Confederate States of America

The Confederate States of America (CSA or C.S.), commonly referred to as the Confederacy, was an unrecognized confederation of secessionist states existing from 1861–65. It was originally formed by seven slave states in the Lower South region of the United States whose regional economy was mostly dependent upon agriculture, particularly cotton, and a plantation system of production which in turn largely relied upon slave labor. Each had declared its secession from the United States following the November 1860 election of Republican candidate Abraham Lincoln to the U.S. presidency on a platform which opposed the expansion of slavery.

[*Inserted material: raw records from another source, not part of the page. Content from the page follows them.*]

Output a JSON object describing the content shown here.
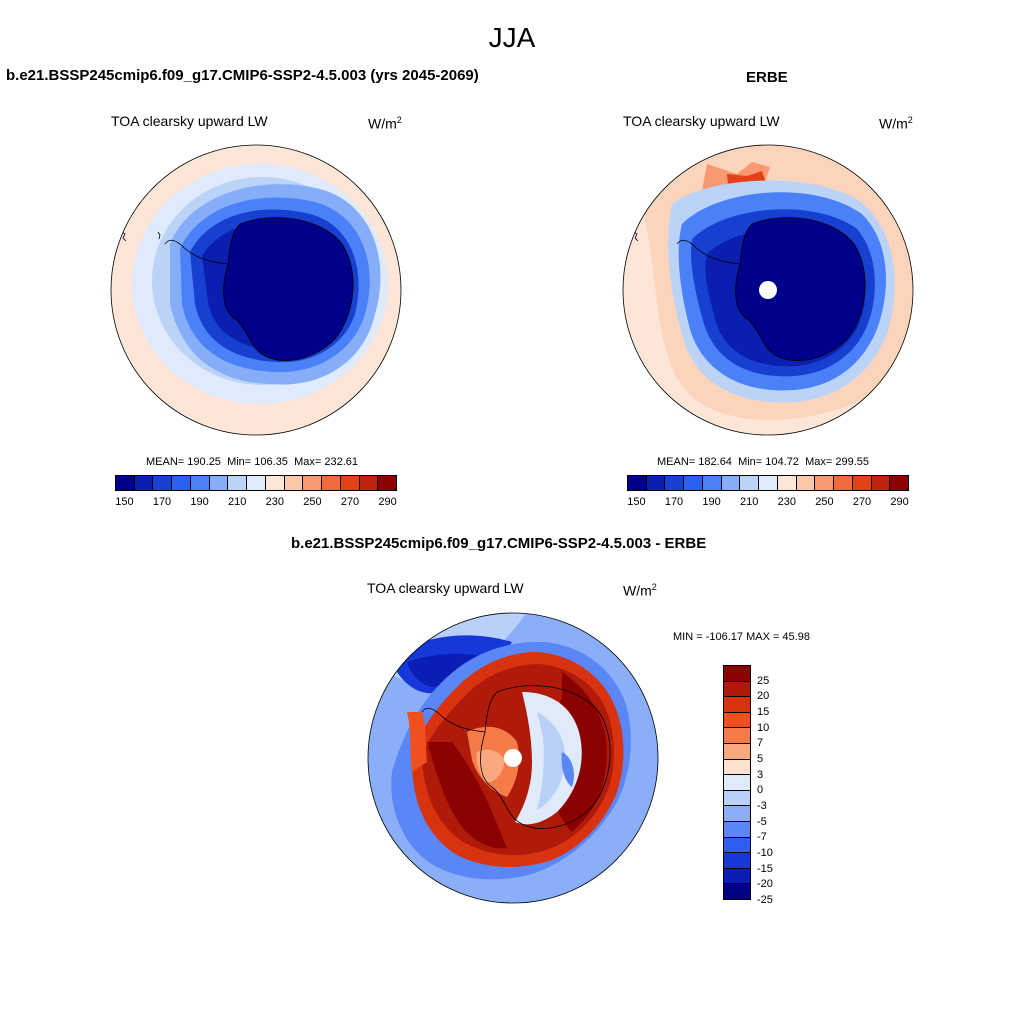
{
  "page": {
    "season": "JJA"
  },
  "palettes": {
    "abs": [
      "#00008b",
      "#0a1fb0",
      "#1740d0",
      "#2b5ff0",
      "#4a80f8",
      "#86aef8",
      "#bcd3f8",
      "#dfeafc",
      "#fde6d8",
      "#fbc8a8",
      "#f79a72",
      "#f26b3f",
      "#e34218",
      "#c02210",
      "#8b0000"
    ],
    "diff": [
      "#8b0000",
      "#b01a0a",
      "#d8320f",
      "#f05020",
      "#f57c48",
      "#f9a880",
      "#fde2cf",
      "#e0ebfa",
      "#b9d0f8",
      "#8aaef8",
      "#5a86f6",
      "#2e5ef2",
      "#1638d8",
      "#0a1db4",
      "#000083"
    ]
  },
  "panels": {
    "model": {
      "title": "b.e21.BSSP245cmip6.f09_g17.CMIP6-SSP2-4.5.003 (yrs 2045-2069)",
      "variable": "TOA clearsky upward LW",
      "units": "W/m",
      "units_sup": "2",
      "mean_label": "MEAN=",
      "mean": "190.25",
      "min_label": "Min=",
      "min": "106.35",
      "max_label": "Max=",
      "max": "232.61",
      "ticks": [
        "150",
        "170",
        "190",
        "210",
        "230",
        "250",
        "270",
        "290"
      ]
    },
    "obs": {
      "title": "ERBE",
      "variable": "TOA clearsky upward LW",
      "units": "W/m",
      "units_sup": "2",
      "mean_label": "MEAN=",
      "mean": "182.64",
      "min_label": "Min=",
      "min": "104.72",
      "max_label": "Max=",
      "max": "299.55",
      "ticks": [
        "150",
        "170",
        "190",
        "210",
        "230",
        "250",
        "270",
        "290"
      ]
    },
    "diff": {
      "title": "b.e21.BSSP245cmip6.f09_g17.CMIP6-SSP2-4.5.003 - ERBE",
      "variable": "TOA clearsky upward LW",
      "units": "W/m",
      "units_sup": "2",
      "minmax": "MIN = -106.17 MAX =  45.98",
      "ticks": [
        "25",
        "20",
        "15",
        "10",
        "7",
        "5",
        "3",
        "0",
        "-3",
        "-5",
        "-7",
        "-10",
        "-15",
        "-20",
        "-25"
      ]
    }
  }
}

A new confederate government was proclaimed in February 1861 before Lincoln took office in March, but was considered illegal by the government of the United States. After war began in April, four states of the Upper South also declared their secession and joined the Confederacy. The Confederacy later accepted Missouri and Kentucky as members, although neither officially declared secession nor were they ever controlled by Confederate forces. The Union government of the United States rejected the claims of secession and considered the Confederacy to be illegitimate. The American Civil War began with the April 12, 1861 Confederate attack upon Fort Sumter, a fort in the harbor of Charleston, South Carolina. By 1865, after very heavy fighting, largely on Confederate territory, C.S. forces all surrendered and the Confederacy vanished. No sovereign foreign state officially recognized the Confederacy as an independent country, although the United Kingdom and France granted belligerent status. Although lacking a formal end, Jefferson Davis later lamented that the Confederacy had “disappeared” in 1865.